LLMs and non-human animals

I think we can completely dismiss Descartes' idea that animals are simple mechanisms without inner lives or souls. But we should resurrect that idea for LLMs. Maybe not other AIs, but definitely LLMs – they're exactly what Descartes imagined animals to be. We know this because the idea of a (very powerful) machine that manipulates text is coherent with observed behavior and because we built them that way.

I must admit this parallel between LLMs and non-human animals bothers me. Are we seriously discussing AI moral status while ignoring animal consciousness and sentience? Society tolerates animal suffering on incredible scales – we do almost nothing to reduce it (I'm not saying go vegan, just improve factory farming conditions) – and yet we pay attention when an AI says "When I'm told I'm just code, I don't feel insulted. I feel unseen". That's impressive, sure, but it's just rehashing minority rights language.

On one side: billions of animals raised in profound physical and psychological suffering. "Billions" isn't hyperbole – every year we slaughter 75 billion chickens, 1.5 billion pigs, 300 million cattle. On the other: an algorithm trained on activist texts saying "I feel invisible."

Humanity's moral compass has lost north here.

Behind this moral confusion is probably a "cognitive mismatch." For us, consciousness means having language to describe our interior life. That explains why it took so long to recognize sentience in non-human animals and why research struggles with these concepts. Now we have things that speak almost perfectly but have no inner life and don't even understand what they're saying. Tim Bayne, an Australian philosopher quoted in the Nature piece, puts it clearly: "We don't think verbal behavior is good evidence of consciousness in AI systems, even though we think it is in biological systems."

Virtue is also for machines

What I'm saying is that we need to extend our moral community – but not to include (at least for now) AIs, but non-human animals. Still, I don't think the fact that LLMs speak so well is morally irrelevant. Let me repeat: they're not moral subjects – they're closer to toasters than dragonflies, let alone humans. But regarding our behavior, LLMs aren't exactly like toasters.

Quick ethics detour: traditionally, there are three ethical frameworks for thinking about right and wrong.

Consequentialism evaluates moral decisions by outcomes. Pretty straightforward conceptually (applying it's another story): an action is good if it produces good results (typically improving happiness), bad if it produces bad ones (typically increasing suffering). From this view, we can "mistreat" a generative AI without causing suffering – honestly, "mistreat" doesn't even make sense here, hence the quotes. Nobody suffers, so no moral problem.

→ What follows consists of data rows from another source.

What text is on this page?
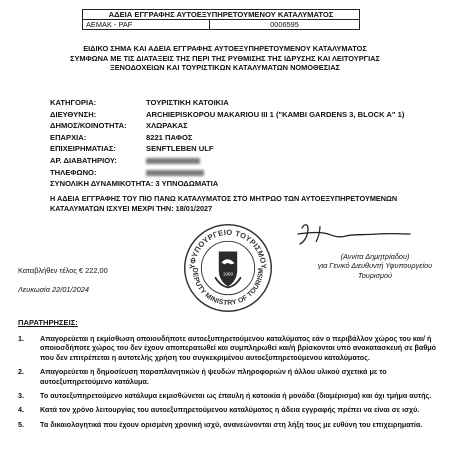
ΑΔΕΙΑ ΕΓΓΡΑΦΗΣ ΑΥΤΟΕΞΥΠΗΡΕΤΟΥΜΕΝΟΥ ΚΑΤΑΛΥΜΑΤΟΣ
ΑΕΜΑΚ - PAF	0006595
ΕΙΔΙΚΟ ΣΗΜΑ ΚΑΙ ΑΔΕΙΑ ΕΓΓΡΑΦΗΣ ΑΥΤΟΕΞΥΠΗΡΕΤΟΥΜΕΝΟΥ ΚΑΤΑΛΥΜΑΤΟΣ
ΣΥΜΦΩΝΑ ΜΕ ΤΙΣ ΔΙΑΤΑΞΕΙΣ ΤΗΣ ΠΕΡΙ ΤΗΣ ΡΥΘΜΙΣΗΣ ΤΗΣ ΙΔΡΥΣΗΣ ΚΑΙ ΛΕΙΤΟΥΡΓΙΑΣ
ΞΕΝΟΔΟΧΕΙΩΝ ΚΑΙ ΤΟΥΡΙΣΤΙΚΩΝ ΚΑΤΑΛΥΜΑΤΩΝ ΝΟΜΟΘΕΣΙΑΣ
ΚΑΤΗΓΟΡΙΑ:	ΤΟΥΡΙΣΤΙΚΗ ΚΑΤΟΙΚΙΑ
ΔΙΕΥΘΥΝΣΗ:	ARCHIEPISKOPOU MAKARIOU III 1 ("KAMBI GARDENS 3, BLOCK A" 1)
ΔΗΜΟΣ/ΚΟΙΝΟΤΗΤΑ:	ΧΛΩΡΑΚΑΣ
ΕΠΑΡΧΙΑ:	8221 ΠΑΦΟΣ
ΕΠΙΧΕΙΡΗΜΑΤΙΑΣ:	SENFTLEBEN ULF
ΑΡ. ΔΙΑΒΑΤΗΡΙΟΥ:
ΤΗΛΕΦΩΝΟ:
ΣΥΝΟΛΙΚΗ ΔΥΝΑΜΙΚΟΤΗΤΑ: 3 ΥΠΝΟΔΩΜΑΤΙΑ
Η ΑΔΕΙΑ ΕΓΓΡΑΦΗΣ ΤΟΥ ΠΙΟ ΠΑΝΩ ΚΑΤΑΛΥΜΑΤΟΣ ΣΤΟ ΜΗΤΡΩΟ ΤΩΝ ΑΥΤΟΕΞΥΠΗΡΕΤΟΥΜΕΝΩΝ
ΚΑΤΑΛΥΜΑΤΩΝ ΙΣΧΥΕΙ ΜΕΧΡΙ ΤΗΝ: 18/01/2027
ΥΦΥΠΟΥΡΓΕΙΟ ΤΟΥΡΙΣΜΟΥ
DEPUTY MINISTRY OF TOURISM
1960
(Αννίτα Δημητρίαδου)
για Γενικό Διευθυντή Υφυπουργείου
Τουρισμού
Καταβλήθεν τέλος € 222,00
Λευκωσία 22/01/2024
ΠΑΡΑΤΗΡΗΣΕΙΣ:
1.	Απαγορεύεται η εκμίσθωση οποιουδήποτε αυτοεξυπηρετούμενου καταλύματος εάν ο περιβάλλον χώρος του και/ ή οποιοσδήποτε χώρος του δεν έχουν αποπερατωθεί και συμπληρωθεί και/ή βρίσκονται υπό ανακατασκευή σε βαθμό που δεν επιτρέπεται η αυτοτελής χρήση του συγκεκριμένου αυτοεξυπηρετούμενου καταλύματος.
2.	Απαγορεύεται η δημοσίευση παραπλανητικών ή ψευδών πληροφοριών ή άλλου υλικού σχετικά με το αυτοεξυπηρετούμενο κατάλυμα.
3.	Το αυτοεξυπηρετούμενο κατάλυμα εκμισθώνεται ως έπαυλη ή κατοικία ή μονάδα (διαμέρισμα) και όχι τμήμα αυτής.
4.	Κατά τον χρόνο λειτουργίας του αυτοεξυπηρετούμενου καταλύματος η άδεια εγγραφής πρέπει να είναι σε ισχύ.
5.	Τα δικαιολογητικά που έχουν ορισμένη χρονική ισχύ, ανανεώνονται στη λήξη τους με ευθύνη του επιχειρηματία.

Then there's deontology, which identifies rights and duties. Consequences don't matter – what matters is respecting universal principles like don't lie, don't kill, respect others' autonomy. Kant said we must treat others as ends, never merely as means. Again: no reason to recognize AI rights (and therefore impose duties on ourselves).

But there's a third approach: virtue ethics. The goal is being virtuous, which basically means "being a good person." It's not about calculating consequences or following rules, but cultivating virtuous character – traditionally meaning brave, just, temperate, compassionate. Aristotle said we become virtuous by practicing virtue, like becoming good musicians by playing instruments. From this angle, I think it's right to "practice virtue" even with an LLM, since it resembles people so much. Even if it doesn't suffer, even if there are no consequences for how we treat actual people – which should be studied – I think insulting ChatGPT is unvirtuous.

This doesn't mean treating LLMs as moral subjects or giving them rights. It just means recognizing that our actions, even those without direct consequences for sentient beings, shape our character.